Exploring the Synergy between Inverse Reinforcement Learning and Reinforcement Learning From Human Feedback for Query Reduction
More Info
expand_more
Abstract
Reinforcement Learning is a powerful tool for problems that require sequential-decision-making. However, it often faces challenges due to the extensive need for reward engineering. Reinforcement Learning from Human Feedback (RLHF) and Inverse Reinforcement Learning (IRL) hold the promise of learning a reward function without manual encoding. While RLHF uses feedback to estimate a reward function, IRL learns from demonstrations, examples provided by a teacher. In practice, both approaches have their advantages and disadvantages. IRL typically learns faster, provided that demonstrations are correct and sufficiently diverse. However, obtaining optimal demonstrations is inherently hard, since a teacher may not cover all possibilities, and their examples might fail to demonstrate the behaviour intended. Interactive feedback is believed to be easier to provide than demonstrations.

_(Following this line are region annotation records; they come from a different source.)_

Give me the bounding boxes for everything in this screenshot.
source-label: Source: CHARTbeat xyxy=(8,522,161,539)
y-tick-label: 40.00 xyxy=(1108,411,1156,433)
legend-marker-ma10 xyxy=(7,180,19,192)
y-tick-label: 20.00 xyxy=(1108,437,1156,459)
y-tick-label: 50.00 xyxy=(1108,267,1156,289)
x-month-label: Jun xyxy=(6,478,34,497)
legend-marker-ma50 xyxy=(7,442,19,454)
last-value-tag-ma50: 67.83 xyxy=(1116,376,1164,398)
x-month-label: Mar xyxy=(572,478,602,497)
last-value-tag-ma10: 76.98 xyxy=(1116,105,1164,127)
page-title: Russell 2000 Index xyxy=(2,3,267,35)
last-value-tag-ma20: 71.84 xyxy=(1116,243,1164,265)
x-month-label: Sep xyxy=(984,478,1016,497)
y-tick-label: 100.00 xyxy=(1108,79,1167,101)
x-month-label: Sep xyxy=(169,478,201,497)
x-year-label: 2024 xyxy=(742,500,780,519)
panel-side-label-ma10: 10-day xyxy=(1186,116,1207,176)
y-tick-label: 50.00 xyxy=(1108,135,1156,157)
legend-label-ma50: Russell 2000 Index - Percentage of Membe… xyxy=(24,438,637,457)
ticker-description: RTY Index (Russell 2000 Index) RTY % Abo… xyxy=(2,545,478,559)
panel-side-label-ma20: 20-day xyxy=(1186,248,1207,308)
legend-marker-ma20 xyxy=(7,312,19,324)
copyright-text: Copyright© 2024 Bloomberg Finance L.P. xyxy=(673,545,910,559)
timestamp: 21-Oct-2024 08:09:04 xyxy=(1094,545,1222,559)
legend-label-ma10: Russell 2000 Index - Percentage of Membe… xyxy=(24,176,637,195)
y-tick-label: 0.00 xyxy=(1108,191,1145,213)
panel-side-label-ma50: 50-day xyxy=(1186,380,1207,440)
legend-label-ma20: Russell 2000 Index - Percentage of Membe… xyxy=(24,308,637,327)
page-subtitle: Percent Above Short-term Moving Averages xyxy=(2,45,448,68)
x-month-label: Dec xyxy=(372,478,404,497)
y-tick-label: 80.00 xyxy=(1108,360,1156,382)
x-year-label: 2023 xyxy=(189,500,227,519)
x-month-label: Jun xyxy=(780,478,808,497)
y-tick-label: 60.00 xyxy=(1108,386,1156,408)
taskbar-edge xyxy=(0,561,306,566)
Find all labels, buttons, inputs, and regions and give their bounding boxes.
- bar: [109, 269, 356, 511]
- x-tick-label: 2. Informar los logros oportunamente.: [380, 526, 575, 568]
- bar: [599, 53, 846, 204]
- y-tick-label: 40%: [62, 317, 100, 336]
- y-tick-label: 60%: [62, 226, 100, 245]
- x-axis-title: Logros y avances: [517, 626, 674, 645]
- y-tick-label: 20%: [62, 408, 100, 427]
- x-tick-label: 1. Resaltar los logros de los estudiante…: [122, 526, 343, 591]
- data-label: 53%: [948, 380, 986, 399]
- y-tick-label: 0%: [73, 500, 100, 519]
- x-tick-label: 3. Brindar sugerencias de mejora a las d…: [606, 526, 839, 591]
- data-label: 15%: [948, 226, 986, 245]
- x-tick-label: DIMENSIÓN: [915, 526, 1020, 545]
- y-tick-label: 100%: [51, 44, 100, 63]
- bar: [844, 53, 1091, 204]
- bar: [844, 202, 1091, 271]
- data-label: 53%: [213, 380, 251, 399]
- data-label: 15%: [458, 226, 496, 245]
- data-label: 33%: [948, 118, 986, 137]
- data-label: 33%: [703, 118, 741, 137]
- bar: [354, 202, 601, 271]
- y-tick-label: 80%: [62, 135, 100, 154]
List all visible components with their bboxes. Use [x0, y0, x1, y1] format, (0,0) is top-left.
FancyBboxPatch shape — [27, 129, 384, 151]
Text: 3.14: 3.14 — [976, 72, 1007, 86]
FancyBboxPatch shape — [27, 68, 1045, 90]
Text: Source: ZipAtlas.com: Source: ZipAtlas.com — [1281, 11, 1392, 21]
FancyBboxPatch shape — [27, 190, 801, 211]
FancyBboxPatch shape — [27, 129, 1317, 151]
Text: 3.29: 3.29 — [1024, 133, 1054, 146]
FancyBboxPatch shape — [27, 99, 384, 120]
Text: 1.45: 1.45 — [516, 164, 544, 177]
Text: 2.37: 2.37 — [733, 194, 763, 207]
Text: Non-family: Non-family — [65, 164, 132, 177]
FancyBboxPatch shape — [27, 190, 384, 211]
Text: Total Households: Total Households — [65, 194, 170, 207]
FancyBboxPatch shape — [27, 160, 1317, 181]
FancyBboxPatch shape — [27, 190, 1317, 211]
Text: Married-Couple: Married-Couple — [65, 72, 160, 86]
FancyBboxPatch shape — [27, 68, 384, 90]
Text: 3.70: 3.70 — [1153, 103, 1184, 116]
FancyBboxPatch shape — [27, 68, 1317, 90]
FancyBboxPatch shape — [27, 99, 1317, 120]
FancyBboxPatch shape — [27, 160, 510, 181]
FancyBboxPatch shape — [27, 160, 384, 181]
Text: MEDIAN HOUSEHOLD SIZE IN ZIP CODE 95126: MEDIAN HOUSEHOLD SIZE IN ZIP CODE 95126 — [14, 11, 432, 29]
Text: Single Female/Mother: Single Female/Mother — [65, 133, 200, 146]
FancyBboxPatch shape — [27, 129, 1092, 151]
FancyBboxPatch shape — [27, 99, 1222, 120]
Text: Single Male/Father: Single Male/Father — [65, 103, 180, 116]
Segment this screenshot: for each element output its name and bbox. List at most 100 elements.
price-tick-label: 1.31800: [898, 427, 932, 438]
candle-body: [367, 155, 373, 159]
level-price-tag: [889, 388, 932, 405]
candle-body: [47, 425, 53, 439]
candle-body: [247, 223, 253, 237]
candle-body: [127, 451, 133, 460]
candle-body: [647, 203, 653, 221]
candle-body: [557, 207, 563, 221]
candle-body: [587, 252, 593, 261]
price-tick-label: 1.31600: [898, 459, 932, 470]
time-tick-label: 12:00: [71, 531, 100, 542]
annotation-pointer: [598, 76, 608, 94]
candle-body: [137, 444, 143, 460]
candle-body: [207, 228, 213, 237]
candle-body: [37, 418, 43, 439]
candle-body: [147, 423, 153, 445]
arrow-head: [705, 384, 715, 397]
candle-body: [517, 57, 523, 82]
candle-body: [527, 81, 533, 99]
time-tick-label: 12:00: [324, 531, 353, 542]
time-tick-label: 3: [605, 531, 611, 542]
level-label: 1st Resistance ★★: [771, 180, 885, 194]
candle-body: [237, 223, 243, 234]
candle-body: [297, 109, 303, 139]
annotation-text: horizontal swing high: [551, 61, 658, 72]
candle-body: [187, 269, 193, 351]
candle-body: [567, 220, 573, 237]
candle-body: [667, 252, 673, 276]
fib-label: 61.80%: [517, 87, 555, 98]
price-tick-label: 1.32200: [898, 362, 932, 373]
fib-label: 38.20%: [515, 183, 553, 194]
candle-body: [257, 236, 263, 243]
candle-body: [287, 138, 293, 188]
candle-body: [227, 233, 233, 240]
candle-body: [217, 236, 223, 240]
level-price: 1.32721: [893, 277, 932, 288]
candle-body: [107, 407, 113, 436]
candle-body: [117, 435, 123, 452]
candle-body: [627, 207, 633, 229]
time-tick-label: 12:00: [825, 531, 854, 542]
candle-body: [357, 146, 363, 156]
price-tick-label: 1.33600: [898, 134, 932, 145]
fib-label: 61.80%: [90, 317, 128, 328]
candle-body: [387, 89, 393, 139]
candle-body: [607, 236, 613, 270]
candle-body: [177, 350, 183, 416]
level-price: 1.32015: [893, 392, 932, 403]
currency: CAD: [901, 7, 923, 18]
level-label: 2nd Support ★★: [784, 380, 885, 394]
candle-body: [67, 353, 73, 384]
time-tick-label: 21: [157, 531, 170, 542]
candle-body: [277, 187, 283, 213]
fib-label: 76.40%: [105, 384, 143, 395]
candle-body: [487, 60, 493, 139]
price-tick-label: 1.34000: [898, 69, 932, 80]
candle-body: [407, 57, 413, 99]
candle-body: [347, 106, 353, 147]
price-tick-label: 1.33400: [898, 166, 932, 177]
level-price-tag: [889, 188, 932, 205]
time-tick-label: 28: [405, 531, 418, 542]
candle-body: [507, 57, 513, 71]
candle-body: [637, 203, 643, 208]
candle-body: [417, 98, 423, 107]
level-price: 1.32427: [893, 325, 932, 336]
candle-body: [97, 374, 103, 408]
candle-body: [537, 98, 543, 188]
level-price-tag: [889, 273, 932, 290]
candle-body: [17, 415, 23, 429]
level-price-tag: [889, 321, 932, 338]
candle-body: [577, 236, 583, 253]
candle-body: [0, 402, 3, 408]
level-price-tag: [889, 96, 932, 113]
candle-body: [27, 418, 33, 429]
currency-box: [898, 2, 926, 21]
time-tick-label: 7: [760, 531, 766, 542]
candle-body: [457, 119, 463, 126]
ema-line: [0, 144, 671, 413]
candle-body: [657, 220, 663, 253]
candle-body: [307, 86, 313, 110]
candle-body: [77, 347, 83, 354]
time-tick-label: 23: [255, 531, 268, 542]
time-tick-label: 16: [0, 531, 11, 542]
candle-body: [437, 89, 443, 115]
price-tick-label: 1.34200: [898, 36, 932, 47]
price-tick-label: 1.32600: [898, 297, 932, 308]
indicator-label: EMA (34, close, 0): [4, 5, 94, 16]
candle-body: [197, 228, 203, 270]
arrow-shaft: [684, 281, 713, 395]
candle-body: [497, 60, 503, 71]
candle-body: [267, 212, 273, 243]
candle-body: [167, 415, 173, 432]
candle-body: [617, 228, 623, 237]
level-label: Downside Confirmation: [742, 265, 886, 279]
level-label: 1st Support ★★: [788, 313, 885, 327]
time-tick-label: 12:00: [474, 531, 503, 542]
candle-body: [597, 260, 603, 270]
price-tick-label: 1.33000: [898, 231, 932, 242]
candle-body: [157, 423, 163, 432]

However, RLHF suffers from the curse of dimensionality and the learner’s random behavior at early learning trials. It also requires a large number of evaluative feedbacks, queries to a human labeler. We propose a learning framework in which these two approaches would potentially benefit from one another, with the purpose of investigating whether we can reduce the number of queries RLHF needs. Furthermore, we use Adversarial IRL (AIRL) and RLHF with preference comparisons. We examine our approach in two experimental studies. Our results indicate that combining AIRL with RLHF yields promising outcomes, but the effectiveness highly depends on the nature and number of demonstrations, and the specifics of the environment.